Working with counterexamples in VS Code
In the VS Code extension, counterexamples and instances come with interactive controls:
- Copy — Copies the IML definition of the counterexample value into your buffer as a module. You can then use
evalto compute with these values alongside your other definitions. - Interact — Opens a REPL session where you can compute with the counterexample value and all your other definitions interactively. This lets you explore the counterexample by calling your functions on it, inspecting intermediate values, and understanding exactly how the property fails.
This workflow — find a counterexample, interact with it, understand the failure, fix the specification or code — is at the heart of productive ImandraX development.
Counterexamples with structured data
Counterexamples work with any IML type — records, algebraic datatypes, lists, nested structures:
type order = {
price : real;
quantity : int;
side : Buy | Sell;
}
verify (fun (o : order) ->
o.quantity > 0 ==> o.price *. Real.of_int o.quantity > 0.0)
(* Counterexample: o = { price = -1.0; quantity = 1; side = Buy } *)The counterexample reveals a missing assumption: we didn't require price > 0.
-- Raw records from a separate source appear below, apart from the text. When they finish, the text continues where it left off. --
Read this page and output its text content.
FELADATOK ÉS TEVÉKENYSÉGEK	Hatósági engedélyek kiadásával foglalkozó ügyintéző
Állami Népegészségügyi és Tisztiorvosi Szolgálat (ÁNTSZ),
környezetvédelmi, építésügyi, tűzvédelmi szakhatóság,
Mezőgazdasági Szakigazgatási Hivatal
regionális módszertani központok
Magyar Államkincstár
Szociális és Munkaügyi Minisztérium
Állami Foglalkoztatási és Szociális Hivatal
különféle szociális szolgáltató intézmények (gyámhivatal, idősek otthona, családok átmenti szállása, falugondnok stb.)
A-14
Using instance for positive examples
The instance command is the positive counterpart of counterexample synthesis — it finds inputs satisfying a property:
instance (fun (xs : int list) ->
List.length xs = 5
&& List.for_all (fun x -> x > 0 && x < 10) xs
&& sum xs = 25)
(* Instance: xs = [5; 5; 5; 5; 5] *)This is useful for:
- Test case generation — Automatically generate inputs satisfying complex constraints
- Feasibility checking — Can this combination of constraints be satisfied at all?
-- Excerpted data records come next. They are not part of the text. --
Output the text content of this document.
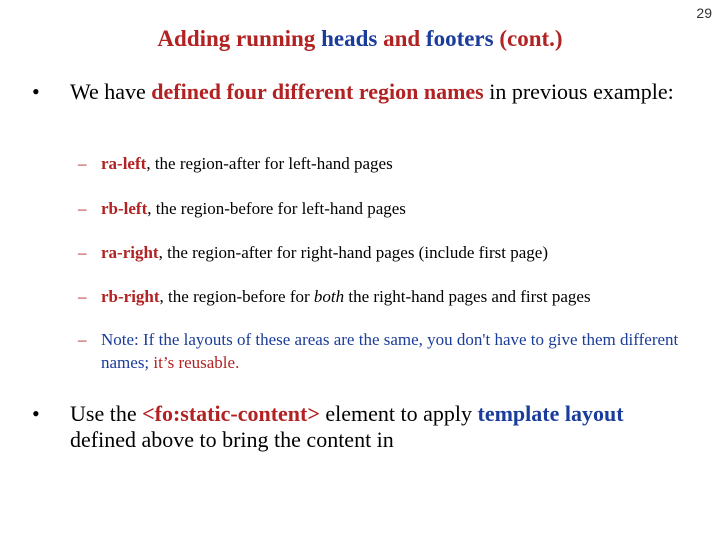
29
Adding running heads and footers (cont.)
• We have defined four different region names in previous example:
– ra-left, the region-after for left-hand pages
– rb-left, the region-before for left-hand pages
– ra-right, the region-after for right-hand pages (include first page)
– rb-right, the region-before for both the right-hand pages and first pages
– Note: If the layouts of these areas are the same, you don't have to give them different names; it’s reusable.
• Use the <fo:static-content> element to apply template layout defined above to bring the content in
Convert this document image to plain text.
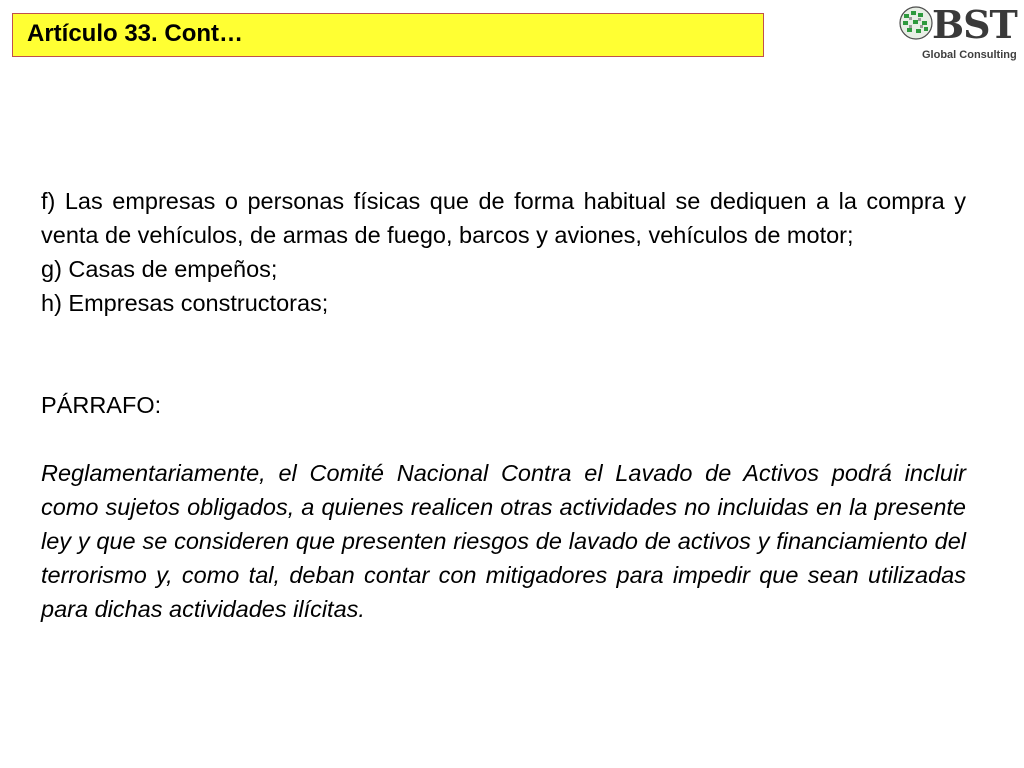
Artículo 33. Cont…	BST
Global Consulting

f) Las empresas o personas físicas que de forma habitual se dediquen a la compra y venta de vehículos, de armas de fuego, barcos y aviones, vehículos de motor;

g) Casas de empeños;

h) Empresas constructoras;

PÁRRAFO:

Reglamentariamente, el Comité Nacional Contra el Lavado de Activos podrá incluir como sujetos obligados, a quienes realicen otras actividades no incluidas en la presente ley y que se consideren que presenten riesgos de lavado de activos y financiamiento del terrorismo y, como tal, deban contar con mitigadores para impedir que sean utilizadas para dichas actividades ilícitas.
- Specification exploration — What do valid inputs actually look like?
Counterexamples in practice
Debugging specifications
Counterexamples are your best friend when developing specifications. Start with a conjecture, let ImandraX find counterexamples, refine your specification, repeat:
(* First attempt — too strong *)
verify (fun xs -> List.rev xs = xs)
(* CX: xs = [0; 1] — of course, most lists aren't palindromes *)
(* Second attempt — still wrong *)
verify (fun xs -> List.length (List.rev xs) > List.length xs)
(* CX: xs = [] — reversal doesn't increase length *)
(* Third attempt — correct! *)
verify (fun xs -> List.length (List.rev xs) = List.length xs)
(* Proved! *)Edge case discovery
Counterexamples excel at finding edge cases you might not think of:
let safe_head xs default =
match xs with
| [] -> default
| x :: _ -> x
verify (fun xs default ->
safe_head xs default <> default ==> xs <> [])
(* Counterexample: xs = [0], default = 0 *)The counterexample reveals: when the first element equals the default, safe_head xs default = default even though xs is non-empty. The specification was too weak.
Counterexamples and the verification workflow
A productive ImandraX workflow often looks like:
- Conjecture — Write a
verifystatement - Counterexample — ImandraX finds a violation → refine your conjecture or fix your code
- Unknown — Verified up to a bound but not proved → add lemmas and try
theoremwith tactics - Proved — The property holds universally → install as a rewrite or forward-chaining rule
Counterexamples are the feedback loop that makes this workflow effective. They turn abstract reasoning into concrete debugging.